Enter my hero Morrissey. I swear I am starting to think he is my long lost brother. As cynical and opinionated as I am only worse (as if possible) because he can go on forever with his logic (which I tend to agree with) and really rip it up.
I hate the Dave and Victoria Beckham as much as the next brain enabled human. Remember Victoria’s psycho fans commenting here on what a good mother she is? I still laugh at that.
But Morrissey has taken a great shot at them and blames them for ‘are all that is wrong with the UK’. Also, let’s not fall victim here. Victoria is nothing but a shriveled up tobacco leaf hanging off the arm of David- she is not a designer or performer. She’s a stick bug.
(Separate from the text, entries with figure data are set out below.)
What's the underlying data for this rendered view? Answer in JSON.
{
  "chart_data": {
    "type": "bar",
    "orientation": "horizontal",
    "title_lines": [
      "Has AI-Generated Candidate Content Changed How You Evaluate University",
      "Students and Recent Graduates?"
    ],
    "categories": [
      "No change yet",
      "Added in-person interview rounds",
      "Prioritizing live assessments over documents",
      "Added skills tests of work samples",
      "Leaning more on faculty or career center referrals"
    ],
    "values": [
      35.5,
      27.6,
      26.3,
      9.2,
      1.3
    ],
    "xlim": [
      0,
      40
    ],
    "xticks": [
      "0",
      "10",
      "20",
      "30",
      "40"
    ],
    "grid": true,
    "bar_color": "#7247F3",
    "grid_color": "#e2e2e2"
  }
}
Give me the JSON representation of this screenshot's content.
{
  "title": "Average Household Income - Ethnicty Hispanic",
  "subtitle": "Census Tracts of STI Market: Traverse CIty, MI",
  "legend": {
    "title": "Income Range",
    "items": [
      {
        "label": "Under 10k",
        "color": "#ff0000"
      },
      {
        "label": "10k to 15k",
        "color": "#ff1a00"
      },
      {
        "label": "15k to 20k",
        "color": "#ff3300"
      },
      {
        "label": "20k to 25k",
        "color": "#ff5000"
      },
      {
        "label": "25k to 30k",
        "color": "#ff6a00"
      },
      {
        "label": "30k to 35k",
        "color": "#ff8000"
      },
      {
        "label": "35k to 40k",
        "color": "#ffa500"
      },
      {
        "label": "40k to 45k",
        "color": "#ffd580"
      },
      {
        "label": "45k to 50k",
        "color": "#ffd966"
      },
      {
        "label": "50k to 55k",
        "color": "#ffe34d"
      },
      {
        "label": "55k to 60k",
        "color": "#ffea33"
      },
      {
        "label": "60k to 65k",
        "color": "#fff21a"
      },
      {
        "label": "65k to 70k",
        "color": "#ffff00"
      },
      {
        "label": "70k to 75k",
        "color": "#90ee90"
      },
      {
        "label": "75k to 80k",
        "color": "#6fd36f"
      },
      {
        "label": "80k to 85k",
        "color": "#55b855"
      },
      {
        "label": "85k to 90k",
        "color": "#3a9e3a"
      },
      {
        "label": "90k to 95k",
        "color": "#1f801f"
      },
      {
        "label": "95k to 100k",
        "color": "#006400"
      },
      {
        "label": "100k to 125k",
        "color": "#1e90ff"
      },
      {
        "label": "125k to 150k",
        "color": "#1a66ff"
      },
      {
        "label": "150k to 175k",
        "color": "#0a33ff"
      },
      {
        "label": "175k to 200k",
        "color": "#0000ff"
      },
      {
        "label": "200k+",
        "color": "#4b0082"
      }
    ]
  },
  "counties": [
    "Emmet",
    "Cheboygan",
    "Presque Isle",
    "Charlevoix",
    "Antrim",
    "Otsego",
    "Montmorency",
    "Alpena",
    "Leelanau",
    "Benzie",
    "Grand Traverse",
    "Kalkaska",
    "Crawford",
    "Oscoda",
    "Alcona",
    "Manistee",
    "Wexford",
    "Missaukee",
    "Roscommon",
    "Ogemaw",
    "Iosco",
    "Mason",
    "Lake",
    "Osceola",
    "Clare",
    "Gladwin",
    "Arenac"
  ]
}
Here’s what Morrissey said:
"I'd… have the Peckhams (Beckhams) dragged to the edge of the village and flogged because they are insufferable to anyone of intelligence, and they actively chase the paparazzi," he ranted in the UK Loaded magazine.
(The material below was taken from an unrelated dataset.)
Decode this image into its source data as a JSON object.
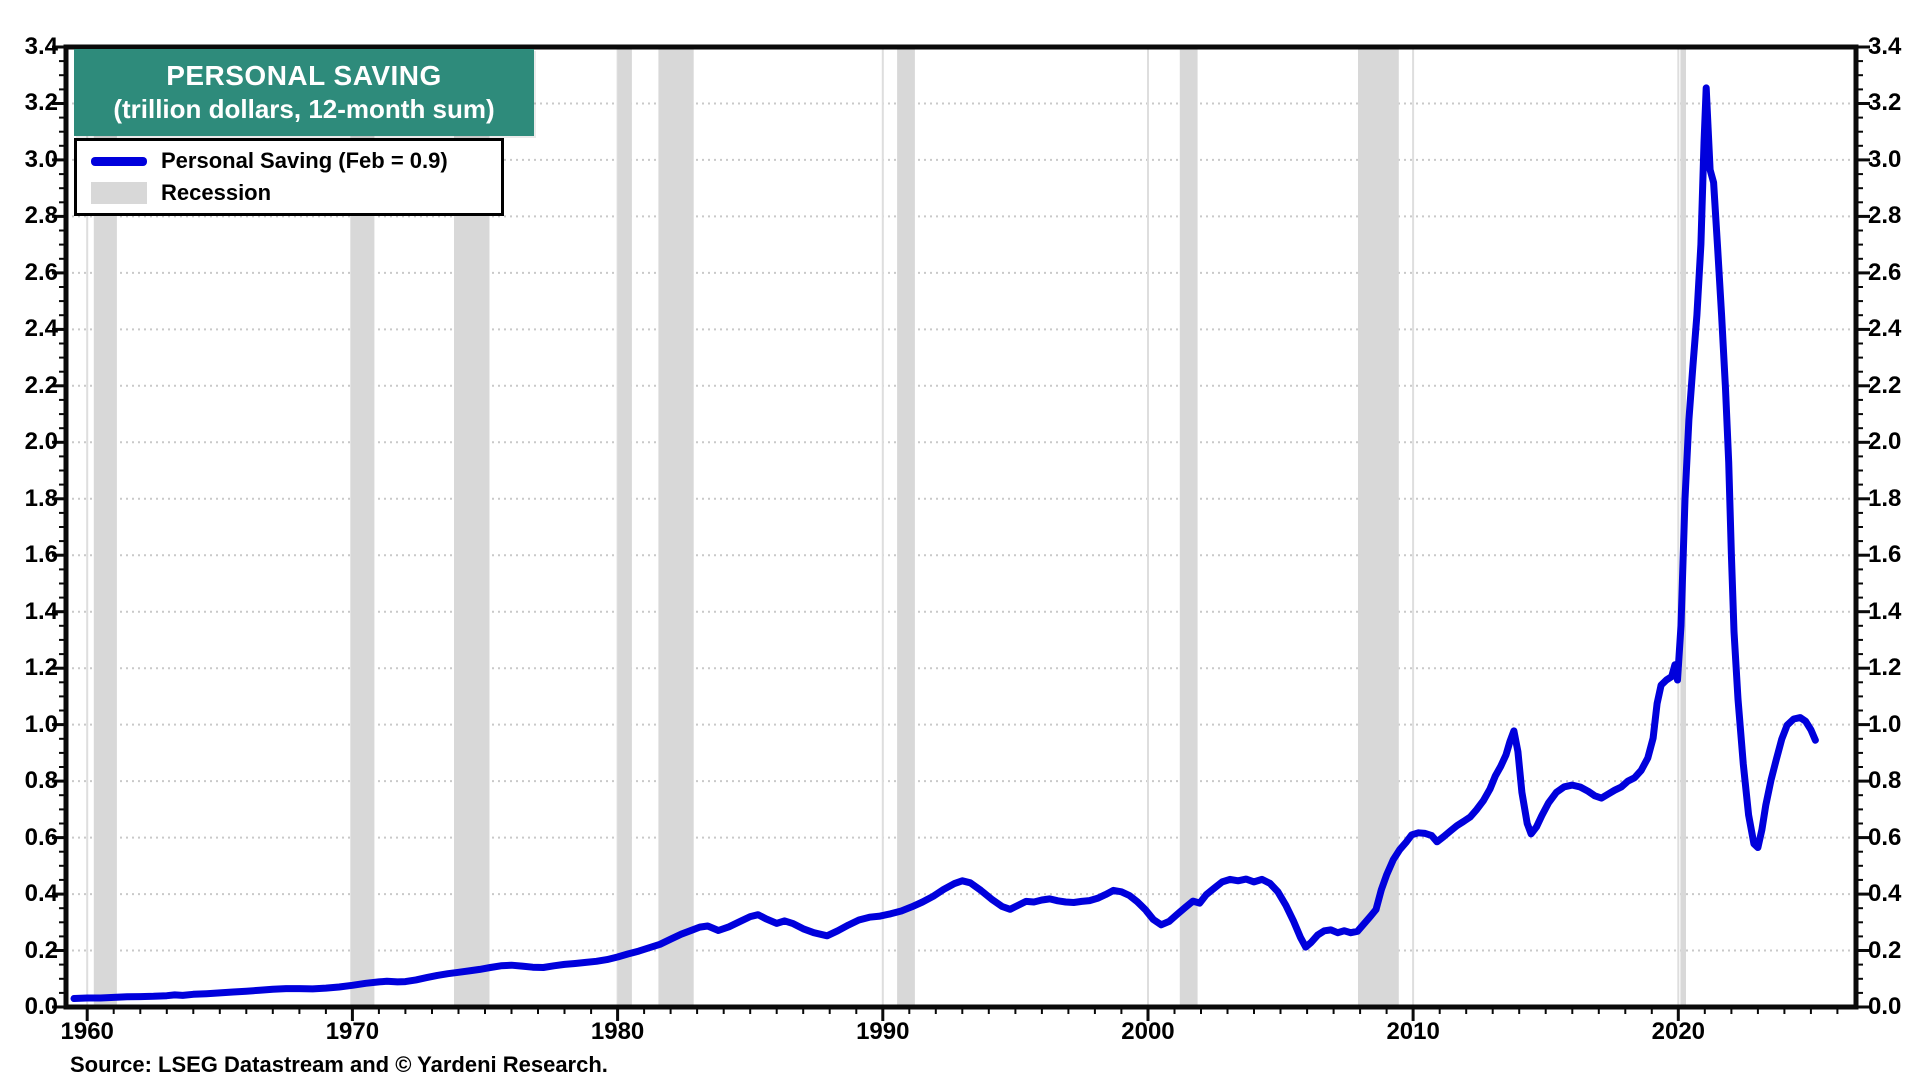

"'We don't seem to realize that David and Victoria Peckham will soon be back and god forbid they will be bestowed with titles Sir and Lady Peckham, this is what's wrong with this country, we don't seem to care.
"[Soccer] often seems to me to have no meaning whatsoever other than just to be there. It can't be elevated any higher because so many footballers are paid £200,000 a week, yet couldn't identify a harp."
The singer refused to call David and Victoria by their real names during the interview, instead referring to them as the 'Peckhams'
How freaking hilarious is that?! The guy is a genius and I swear he belongs right here on rocknyc with us. Snarky bastard.
Wait he went on with other rants!
He also took shots at people who talk too loudly on public transport (when the last time Morrissey was on public transportation? And ME TOO!!) and slammed animal testing – Morrissey is a vegetarian who is so stringent about not eating meat he has banned it from his shows in the past.
The star slammed UK Prime Minister David Cameron too, and fumed about hunting.
'If I kicked a dog I'd be fined £200, yet we're asked to accept Cameron shooting down a majestic stag just for a hoot. Weird world, isn't it," he said.
Guy becomes more Godlike in my eyes every day. High five, bro.